HM Treasury (HMT) has unveiled plans to introduce a new framework that would provide the UK financial regulators - the Bank of England, the Prudential Regulation Authority (PRA) and the Financial Regulation Authority (FCA) - with powers of direct oversight over tech firms that provide critical services to the finance sector. The proposal responds to concerns about financial institutions' ‘increasing reliance on a small number of cloud service providers and other critical third parties' and the possibility that the failure or disruption of one of those third parties could threaten the stability of, or confidence in, the UK financial system.
As it stands, regulated financial services firms are accountable on their own operational resilience as well as being subject to specific requirements on third party risk management and outsourcing. The FCA also has specific guidance in place for firms outsourcing to the ‘cloud’ and other third party IT services, which has applied since 2016. But 'no single firm can manage risks originating from a concentration in the provision of critical services by one third party to multiple firms' - and so, the proposed new regime will fill that gap by enabling the regulators to ensure that those services are resilient, thereby reducing the risk of systemic disruption.

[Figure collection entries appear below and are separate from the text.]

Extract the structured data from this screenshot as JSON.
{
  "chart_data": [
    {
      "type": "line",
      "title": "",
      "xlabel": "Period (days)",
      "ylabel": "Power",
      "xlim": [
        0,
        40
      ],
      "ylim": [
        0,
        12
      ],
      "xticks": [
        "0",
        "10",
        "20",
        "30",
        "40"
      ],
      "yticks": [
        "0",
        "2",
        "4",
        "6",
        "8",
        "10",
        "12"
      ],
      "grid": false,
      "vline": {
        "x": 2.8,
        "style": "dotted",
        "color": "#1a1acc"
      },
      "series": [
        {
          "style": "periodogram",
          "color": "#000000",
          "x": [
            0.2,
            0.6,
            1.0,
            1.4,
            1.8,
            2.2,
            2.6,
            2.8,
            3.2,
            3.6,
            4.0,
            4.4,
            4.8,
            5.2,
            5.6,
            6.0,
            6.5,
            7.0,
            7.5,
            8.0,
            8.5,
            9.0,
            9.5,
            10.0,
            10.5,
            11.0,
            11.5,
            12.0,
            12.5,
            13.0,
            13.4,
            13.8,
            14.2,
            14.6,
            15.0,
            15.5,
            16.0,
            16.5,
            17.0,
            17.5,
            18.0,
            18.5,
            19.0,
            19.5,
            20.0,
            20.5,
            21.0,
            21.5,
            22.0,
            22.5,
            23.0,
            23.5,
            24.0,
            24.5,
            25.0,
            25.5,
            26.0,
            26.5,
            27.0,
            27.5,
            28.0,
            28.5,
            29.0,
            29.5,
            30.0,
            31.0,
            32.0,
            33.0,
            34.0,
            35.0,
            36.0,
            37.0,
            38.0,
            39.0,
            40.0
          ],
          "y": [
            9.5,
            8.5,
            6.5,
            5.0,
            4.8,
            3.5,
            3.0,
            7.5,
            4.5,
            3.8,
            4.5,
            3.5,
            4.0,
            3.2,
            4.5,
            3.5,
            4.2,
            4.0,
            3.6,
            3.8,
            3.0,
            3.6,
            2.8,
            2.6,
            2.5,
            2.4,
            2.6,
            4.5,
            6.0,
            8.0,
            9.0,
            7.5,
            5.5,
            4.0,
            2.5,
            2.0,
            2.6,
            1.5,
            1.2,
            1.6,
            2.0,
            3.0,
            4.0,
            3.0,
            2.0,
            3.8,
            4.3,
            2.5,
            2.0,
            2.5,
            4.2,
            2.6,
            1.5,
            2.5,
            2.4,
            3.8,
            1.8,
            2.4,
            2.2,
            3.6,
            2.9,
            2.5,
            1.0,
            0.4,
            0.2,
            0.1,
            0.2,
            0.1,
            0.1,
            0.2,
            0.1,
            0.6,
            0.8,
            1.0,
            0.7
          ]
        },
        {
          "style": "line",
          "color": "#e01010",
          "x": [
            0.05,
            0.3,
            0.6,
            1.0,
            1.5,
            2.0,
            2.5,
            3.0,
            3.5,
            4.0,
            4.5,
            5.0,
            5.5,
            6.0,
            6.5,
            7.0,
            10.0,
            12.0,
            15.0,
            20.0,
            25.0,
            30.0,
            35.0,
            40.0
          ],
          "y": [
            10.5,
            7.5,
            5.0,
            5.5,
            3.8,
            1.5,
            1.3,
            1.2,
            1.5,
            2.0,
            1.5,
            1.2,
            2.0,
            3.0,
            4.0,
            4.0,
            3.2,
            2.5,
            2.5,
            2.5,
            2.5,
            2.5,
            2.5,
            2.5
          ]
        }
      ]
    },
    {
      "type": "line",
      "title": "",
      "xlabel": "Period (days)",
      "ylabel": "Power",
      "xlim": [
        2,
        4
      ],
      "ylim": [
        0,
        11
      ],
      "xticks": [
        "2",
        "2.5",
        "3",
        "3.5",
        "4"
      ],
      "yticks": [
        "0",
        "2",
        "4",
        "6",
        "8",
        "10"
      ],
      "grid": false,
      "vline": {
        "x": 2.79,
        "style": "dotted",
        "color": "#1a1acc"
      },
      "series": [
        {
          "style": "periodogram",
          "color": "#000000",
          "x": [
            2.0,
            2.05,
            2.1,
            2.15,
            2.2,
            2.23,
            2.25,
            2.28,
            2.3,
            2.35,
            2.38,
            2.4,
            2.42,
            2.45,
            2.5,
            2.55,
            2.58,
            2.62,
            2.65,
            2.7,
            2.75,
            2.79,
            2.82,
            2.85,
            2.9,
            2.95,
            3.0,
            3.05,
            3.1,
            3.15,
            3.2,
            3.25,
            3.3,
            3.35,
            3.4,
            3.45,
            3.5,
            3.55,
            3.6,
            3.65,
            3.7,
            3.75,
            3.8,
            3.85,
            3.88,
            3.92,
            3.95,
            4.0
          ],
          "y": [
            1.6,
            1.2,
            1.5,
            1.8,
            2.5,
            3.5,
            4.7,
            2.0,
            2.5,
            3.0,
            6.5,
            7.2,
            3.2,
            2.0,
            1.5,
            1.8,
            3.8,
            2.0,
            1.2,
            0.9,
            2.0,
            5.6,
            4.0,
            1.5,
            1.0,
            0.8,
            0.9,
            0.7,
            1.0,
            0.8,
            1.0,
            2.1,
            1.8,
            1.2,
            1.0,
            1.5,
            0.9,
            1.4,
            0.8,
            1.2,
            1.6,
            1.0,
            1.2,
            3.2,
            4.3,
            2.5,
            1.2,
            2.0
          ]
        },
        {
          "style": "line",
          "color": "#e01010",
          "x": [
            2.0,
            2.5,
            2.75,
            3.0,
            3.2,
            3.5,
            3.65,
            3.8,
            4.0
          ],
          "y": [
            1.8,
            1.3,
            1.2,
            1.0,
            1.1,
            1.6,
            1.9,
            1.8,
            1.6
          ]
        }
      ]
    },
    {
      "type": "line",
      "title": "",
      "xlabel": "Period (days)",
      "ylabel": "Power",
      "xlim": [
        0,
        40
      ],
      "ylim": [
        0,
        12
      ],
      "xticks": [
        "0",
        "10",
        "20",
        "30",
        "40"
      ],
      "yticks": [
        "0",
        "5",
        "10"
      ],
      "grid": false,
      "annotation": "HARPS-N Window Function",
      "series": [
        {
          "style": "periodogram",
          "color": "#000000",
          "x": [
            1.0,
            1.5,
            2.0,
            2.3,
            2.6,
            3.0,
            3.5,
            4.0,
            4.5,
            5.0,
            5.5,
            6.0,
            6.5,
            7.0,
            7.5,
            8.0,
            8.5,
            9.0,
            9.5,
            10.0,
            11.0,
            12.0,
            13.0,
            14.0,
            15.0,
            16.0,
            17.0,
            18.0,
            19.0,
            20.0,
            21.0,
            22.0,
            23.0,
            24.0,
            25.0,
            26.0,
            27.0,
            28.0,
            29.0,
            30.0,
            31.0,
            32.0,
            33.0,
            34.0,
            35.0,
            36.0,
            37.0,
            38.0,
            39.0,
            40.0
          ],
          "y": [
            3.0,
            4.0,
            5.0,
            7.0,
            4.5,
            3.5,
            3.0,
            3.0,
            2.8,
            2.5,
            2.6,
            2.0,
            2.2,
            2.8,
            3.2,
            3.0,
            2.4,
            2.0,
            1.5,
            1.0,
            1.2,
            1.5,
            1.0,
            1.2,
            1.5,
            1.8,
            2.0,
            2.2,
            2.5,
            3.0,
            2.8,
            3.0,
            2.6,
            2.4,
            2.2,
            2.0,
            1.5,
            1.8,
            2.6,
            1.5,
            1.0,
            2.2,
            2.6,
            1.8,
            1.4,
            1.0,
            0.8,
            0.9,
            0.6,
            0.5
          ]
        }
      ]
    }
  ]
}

HMT will ‘designate’ third parties as ‘critical’ in consultation with the PRA and the FCA. Designation might be based on a recommendation from the regulators or representations by potential critical third parties or financial sector firms. High-level criteria such as the number and type of services a third party provides to firms and the materiality of these services will also be taken into account. The designation framework itself will be set out in primary legislation.
(There are parallels to be drawn with the EU’s proposed Regulation on digital operational resilience for the financial sector (DORA) (provisional agreement for which was reached on 11 May 2022) which, similarly to the UK proposal, will make critical third parties providing ICT-related services to financial entities subject to a new EU oversight framework.)
The PRA and FCA will be given rule-making powers to set minimum resilience standards in respect of material services provided by third parties so designated. They will be able to require them to take part in a range of targeted forms of resilience testing, to assess whether the standards are being complied with, and exercise various information gathering and enforcement powers, to be set out in primary legislation.
The government intends to legislate for this new regime ‘when parliamentary time allows’. The PRA and the FCA will publish a joint discussion paper shortly after the new legislation is introduced, setting out how they might use their new powers.
We can expect these developments to inform the evolving cross-sectoral and international initiatives addressing the operational resilience of big tech firms.